Une cinquantaine de députés seulement prêts à déposer une motion de censure à l’occasion de l’adoption de la loi dont une vingtaine de députés socialistes. En clair les frondeurs se sont une nouvelle fois déballonnés. Des frondeurs révolutionnaires mais qui ont cédé face à la menace d’être exclus du parti socialiste.  Plusieurs frondeurs ont refusé cette fois de tenter de censurer le gouvernement. L’approche, dans neuf mois, des élections présidentielle et législatives en a, semble-t-il, dissuadé plusieurs. La direction du PS avait averti que les signataires d’une motion de censure votée seraient exclus du parti et ne pourraient donc pas obtenir leur investiture. Finalement le psychodrame fini en eau de boudin. Les frondeurs très présents dans les médias sont par contre très minoritaires au sein du parti socialiste. Ceci étant la posture des frondeurs manifestant leur intention de renverser le gouvernement laissera sans doute des traces, la division ajoutée au rejet du gouvernement pourrait même menacer l’existence du parti socialiste actuel. Le groupe parlementaire qui compte environ 300 députés pourrait en effet se réduire à environ 50 en 2017 selon les projections d’instituts de sondage.
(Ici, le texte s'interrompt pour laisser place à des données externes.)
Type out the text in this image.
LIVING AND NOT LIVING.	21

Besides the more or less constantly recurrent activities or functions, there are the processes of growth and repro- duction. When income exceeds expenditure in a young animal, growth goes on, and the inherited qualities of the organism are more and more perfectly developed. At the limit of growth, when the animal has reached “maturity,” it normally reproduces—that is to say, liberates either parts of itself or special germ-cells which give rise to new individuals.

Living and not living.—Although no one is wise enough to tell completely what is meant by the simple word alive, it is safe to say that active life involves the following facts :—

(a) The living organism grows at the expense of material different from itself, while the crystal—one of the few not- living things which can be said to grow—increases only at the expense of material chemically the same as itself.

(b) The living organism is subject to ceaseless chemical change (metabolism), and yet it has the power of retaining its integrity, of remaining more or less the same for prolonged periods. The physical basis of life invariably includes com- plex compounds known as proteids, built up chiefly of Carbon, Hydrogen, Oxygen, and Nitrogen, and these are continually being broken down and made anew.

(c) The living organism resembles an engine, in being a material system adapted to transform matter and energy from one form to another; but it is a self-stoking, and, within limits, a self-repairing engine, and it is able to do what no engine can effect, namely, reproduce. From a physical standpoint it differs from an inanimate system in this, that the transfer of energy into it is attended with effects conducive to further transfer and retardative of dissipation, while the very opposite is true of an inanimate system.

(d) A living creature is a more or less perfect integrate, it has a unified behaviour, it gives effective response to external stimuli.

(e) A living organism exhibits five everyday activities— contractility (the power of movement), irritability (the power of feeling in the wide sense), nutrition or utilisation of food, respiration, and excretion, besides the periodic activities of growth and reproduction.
Cette débâcle  pourrait être l’occasion d’un éclatement du parti socialiste actuel voire  de sa disparition. Pourtant rien de nouveau sous le soleil, les clivages qui travaillent  la famille socialiste ont plus d’un siècle avec d’un côté des crypto- marxistes plus ou moins révolutionnaires et de l’autre des réformistes plus ou moins libéraux. Pendant longtemps des leaders ont réussi à donner l’illusion d’une ligne politique unique. Une ligne surtout caractérisée par une radicalisation du discours dans les périodes électorales mais une pratique équivoque lors de l’accession au pouvoir. Ce fut le cas pour Guy Mollet, Mitterrand et maintenant François Hollande. La grande faiblesse de ce parti réside aussi dans sa composition sociologique qui, a la différence des autres parties socio-démocrates, ne comprend que très peu de représentants du monde de la production et du privé. Une sorte de parti de fonctionnaires qui n’entretiennent que des liens approximatifs avec les réalités économiques et sociales. Fort logiquement les frondeurs devraient rejoindre les crypto communistes de Mélenchon quant aux socio-libéraux ils auront beaucoup de mal à exister surtout la droite est capable de se repositionner sur une ligne plus centriste et plus humaniste que celle défendue par Sarkozy.